I allowed that I’d never attempted such an endeavor, a little embarrassed over yet another game that the computer-savvy young’uns were playing that I’d never done and wouldn’t even be able to understand the instructions.

He clicked on Translate This Page to see if it regurgitated the original English version I had written, but what he found wasn’t my English version. It wasn’t even English. It was Google.

“May I Drive Cars to Mine into Your Stable?” it was now called, and it became steadily more opaque from there.

They teach you in journalism school that the premise of the article should come early, and it should be clear. My premise, having undergone the linguistic round trip to Germany and back, became: “I had the failed idea to lease electricalmobilely and to drive it in the winter by Vermont.”

My brain felt like one of those Brer Rabbit misadventures, where Brer Rabbit has been flung headlong into the haywire of a different language’s assumptions and conventions, and was now trying to crawl and claw its way back out to sanity.

The backstory was, if anything, even less transparent.

“If own car means, a 1986er Volvo, I must sell before I it on the autocemetery throw.”

So here’s a deep idea: when you build a machine intended to translate between multiple languages, it takes on something of the personality of the machine and something of the collective landscape of those languages. No longer content to trudge back and forth between English and German like an Arbeiter in a battered gray van, the Google translation software had the glib, polyglot plausibility of a junior waiter at Oktoberfest.

“A petrol engine keucht and sweats of, therefore we can make the best from its lausigen work simply somewhat from this warmth into the interior branches and.”
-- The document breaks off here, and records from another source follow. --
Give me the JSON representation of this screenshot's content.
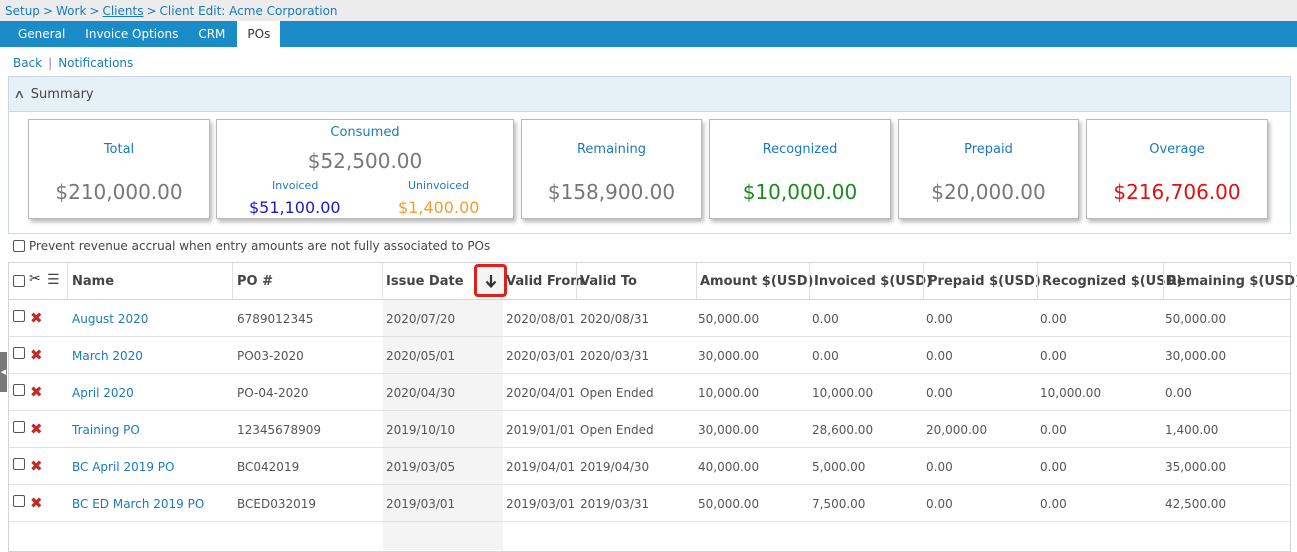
{
  "breadcrumb": {
    "setup": "Setup",
    "work": "Work",
    "clients": "Clients",
    "current": "Client Edit: Acme Corporation",
    "separator": ">"
  },
  "tabs": [
    "General",
    "Invoice Options",
    "CRM",
    "POs"
  ],
  "active_tab": "POs",
  "subnav": {
    "back": "Back",
    "notifications": "Notifications"
  },
  "summary": {
    "title": "Summary",
    "total": {
      "label": "Total",
      "value": "$210,000.00"
    },
    "consumed": {
      "label": "Consumed",
      "value": "$52,500.00",
      "invoiced_label": "Invoiced",
      "invoiced_value": "$51,100.00",
      "uninvoiced_label": "Uninvoiced",
      "uninvoiced_value": "$1,400.00"
    },
    "remaining": {
      "label": "Remaining",
      "value": "$158,900.00"
    },
    "recognized": {
      "label": "Recognized",
      "value": "$10,000.00"
    },
    "prepaid": {
      "label": "Prepaid",
      "value": "$20,000.00"
    },
    "overage": {
      "label": "Overage",
      "value": "$216,706.00"
    },
    "colors": {
      "label": "#1a7ab8",
      "neutral": "#777777",
      "invoiced": "#1a1acc",
      "uninvoiced": "#f0a030",
      "recognized": "#1e8a1e",
      "overage": "#e01010"
    }
  },
  "prevent_label": "Prevent revenue accrual when entry amounts are not fully associated to POs",
  "grid": {
    "headers": {
      "name": "Name",
      "po": "PO #",
      "issue_date": "Issue Date",
      "valid_from": "Valid From",
      "valid_to": "Valid To",
      "amount": "Amount $(USD)",
      "invoiced": "Invoiced $(USD)",
      "prepaid": "Prepaid $(USD)",
      "recognized": "Recognized $(USD)",
      "remaining": "Remaining $(USD)"
    },
    "sort_icon": "arrow-down-icon",
    "rows": [
      {
        "name": "August 2020",
        "po": "6789012345",
        "issue_date": "2020/07/20",
        "valid_from": "2020/08/01",
        "valid_to": "2020/08/31",
        "amount": "50,000.00",
        "invoiced": "0.00",
        "prepaid": "0.00",
        "recognized": "0.00",
        "remaining": "50,000.00"
      },
      {
        "name": "March 2020",
        "po": "PO03-2020",
        "issue_date": "2020/05/01",
        "valid_from": "2020/03/01",
        "valid_to": "2020/03/31",
        "amount": "30,000.00",
        "invoiced": "0.00",
        "prepaid": "0.00",
        "recognized": "0.00",
        "remaining": "30,000.00"
      },
      {
        "name": "April 2020",
        "po": "PO-04-2020",
        "issue_date": "2020/04/30",
        "valid_from": "2020/04/01",
        "valid_to": "Open Ended",
        "amount": "10,000.00",
        "invoiced": "10,000.00",
        "prepaid": "0.00",
        "recognized": "10,000.00",
        "remaining": "0.00"
      },
      {
        "name": "Training PO",
        "po": "12345678909",
        "issue_date": "2019/10/10",
        "valid_from": "2019/01/01",
        "valid_to": "Open Ended",
        "amount": "30,000.00",
        "invoiced": "28,600.00",
        "prepaid": "20,000.00",
        "recognized": "0.00",
        "remaining": "1,400.00"
      },
      {
        "name": "BC April 2019 PO",
        "po": "BC042019",
        "issue_date": "2019/03/05",
        "valid_from": "2019/04/01",
        "valid_to": "2019/04/30",
        "amount": "40,000.00",
        "invoiced": "5,000.00",
        "prepaid": "0.00",
        "recognized": "0.00",
        "remaining": "35,000.00"
      },
      {
        "name": "BC ED March 2019 PO",
        "po": "BCED032019",
        "issue_date": "2019/03/01",
        "valid_from": "2019/03/01",
        "valid_to": "2019/03/31",
        "amount": "50,000.00",
        "invoiced": "7,500.00",
        "prepaid": "0.00",
        "recognized": "0.00",
        "remaining": "42,500.00"
      }
    ]
  }
}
It didn’t read like any known language, though I discovered that if I read it aloud in an accent that wandered all round northern Europe and the Baltic, it started to make sense — or rather, it sounded like the kind of nonsense that might make sense to someone. Or maybe its programmer had given it the Top 50 Most Useful Words in Every Language, and as it worked, it desperately thumbed through the book, picking out words and phrases that sounded potentially useful.
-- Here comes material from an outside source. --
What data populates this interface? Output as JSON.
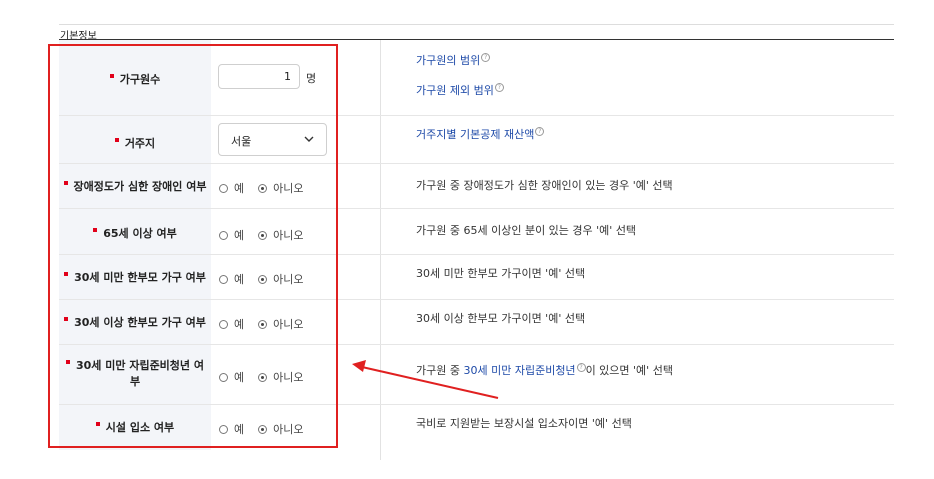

It was a pan-European googledigook.

In that sense, it was the opposite of Esperanto. Esperanto is a perfectly consistent language that nobody uses. This was a perfectly inconsistent language that potentially everyone on Google used.
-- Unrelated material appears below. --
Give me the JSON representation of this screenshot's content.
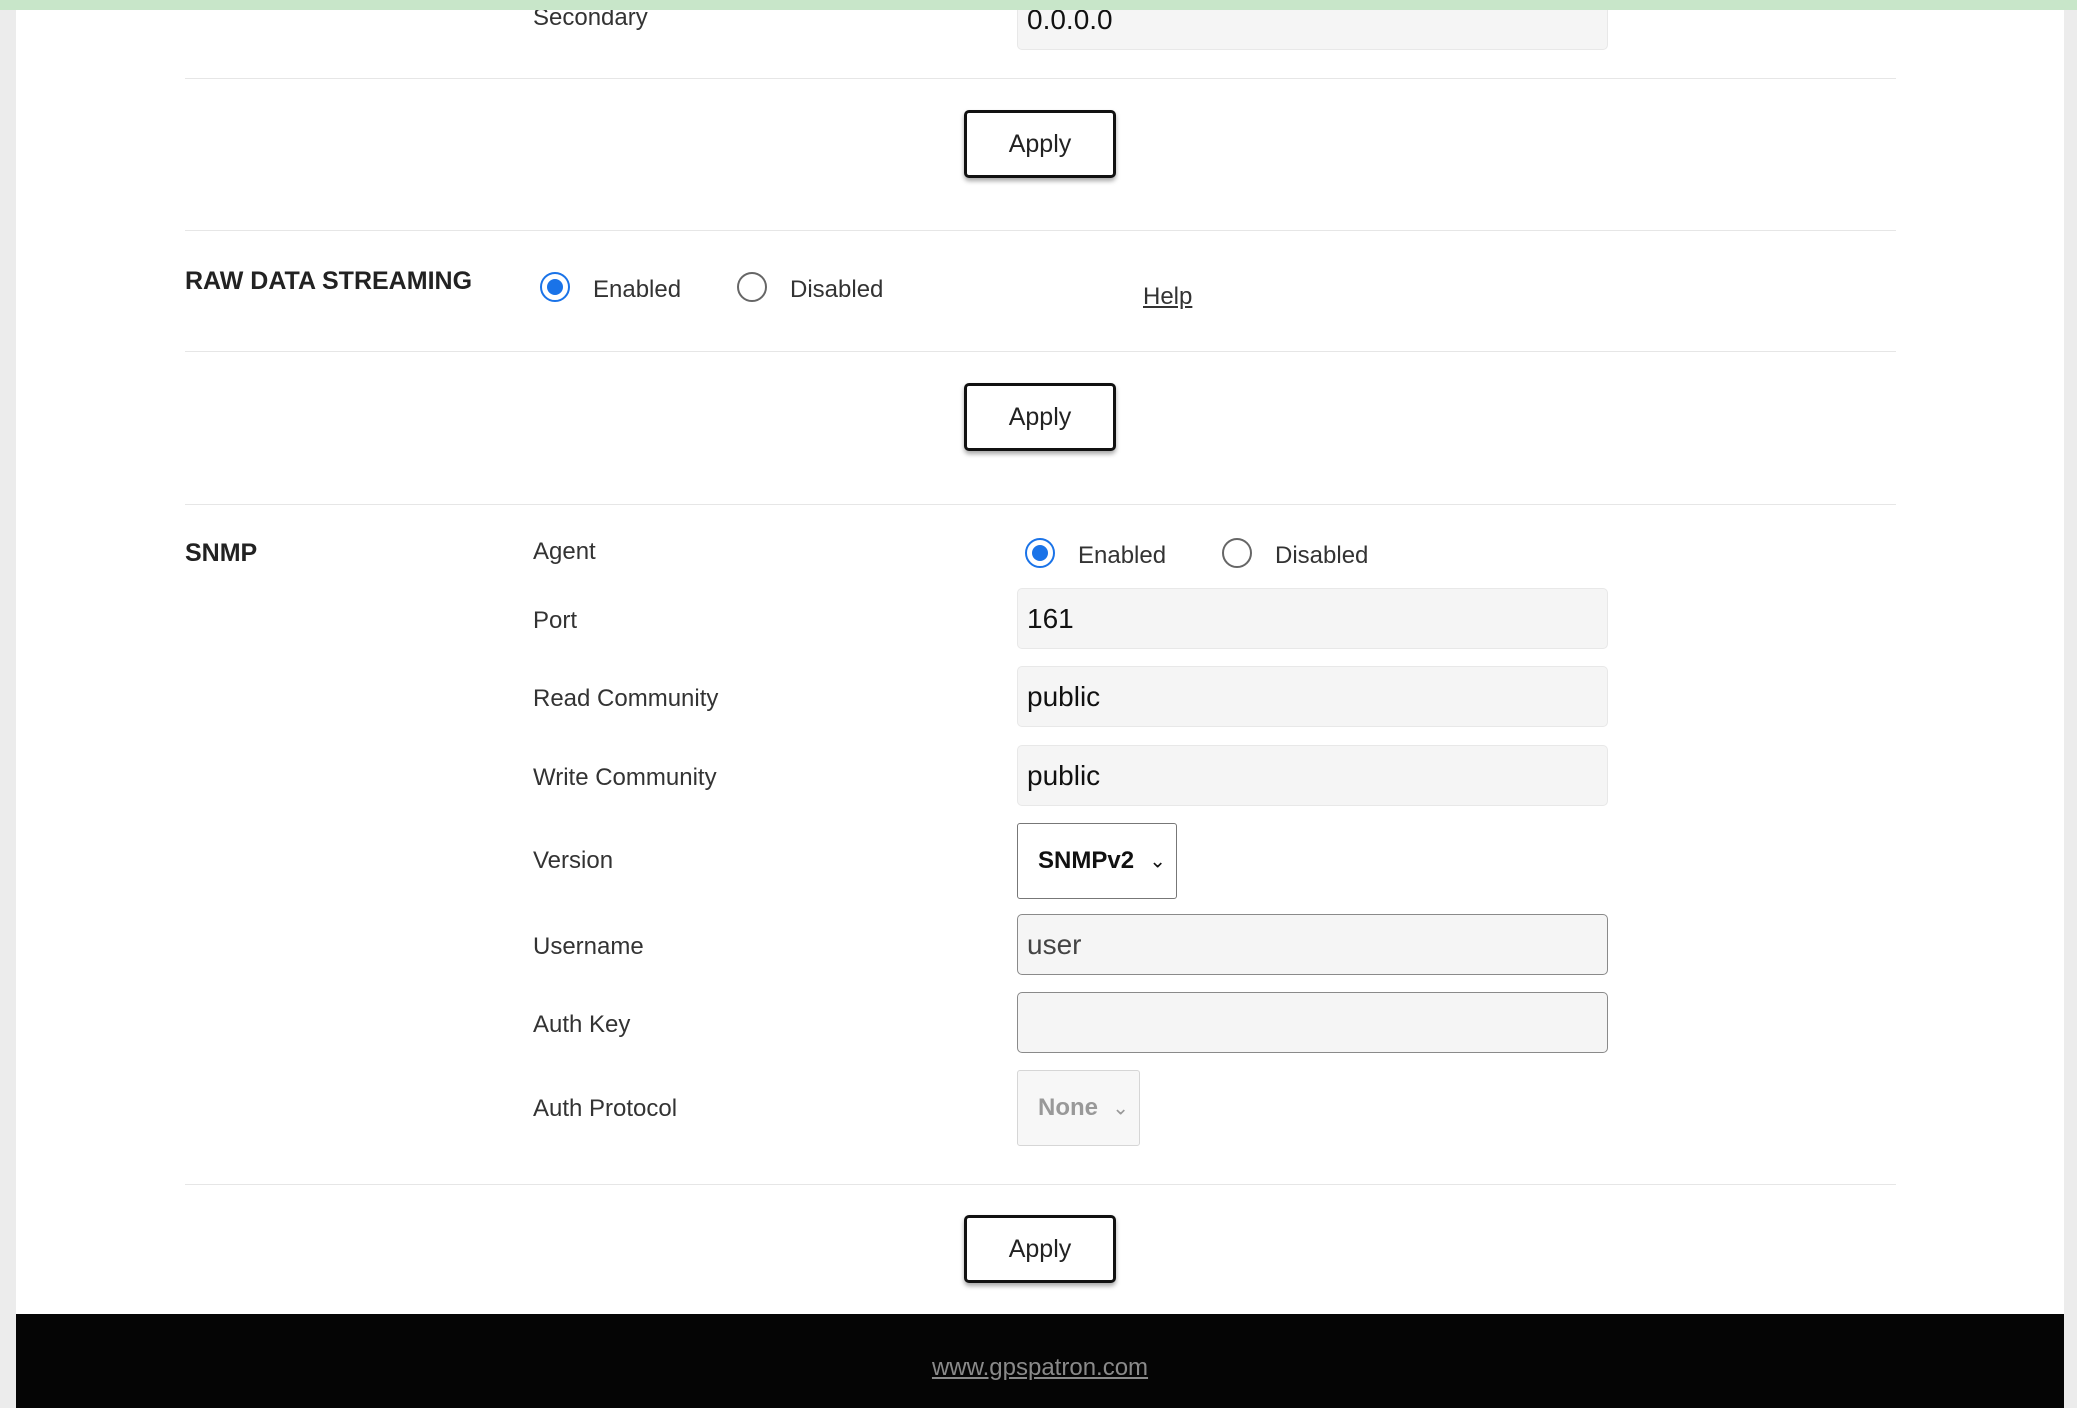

The whole experience was creating a kind of existential and ontological crisis. I thought I was a good writer, and when I read my own writing back to myself, it sounded strong, clear, thoughtful, occasionally whimsical. But Google Translate, like a distorted mirror, destroyed my self-satisfied impression: It seemed to show me how the world saw me. Every contorted sentence implied a round of jeers, mocking my pretensions.

As I say, I was in Geneva, and that evening, still reeling from this disturbing glimpse of myself as I dined alone in a restaurant, I overheard two men across the nearly-empty restaurant talking an unfamiliar language, and for a second, I wondered if I’d broken through the screen of my laptop and was now in an alternative reality, in the dimension where Google was the lingua franca, where nothing anyone said made sense.

But as the men nodded and laughed, I realized I must be wrong. They understood each other. They liked each other. If they’d been speaking Google, every sentence would have fueled a frustration rising to fury, like a section in my article that Google had back-translated into a kind of linguistic road rage.

“I do not know, to which this switch is good,” said Ron with inclined view.
“If I come in to someone, I “I can put legend in?”
“It arrive only on how full our wallet is!”
“But I was already a trailer!”

Google had invented universal nonsense. It had turned writing into a currency used everywhere but meaning nothing. It was the Euro of Gibberish.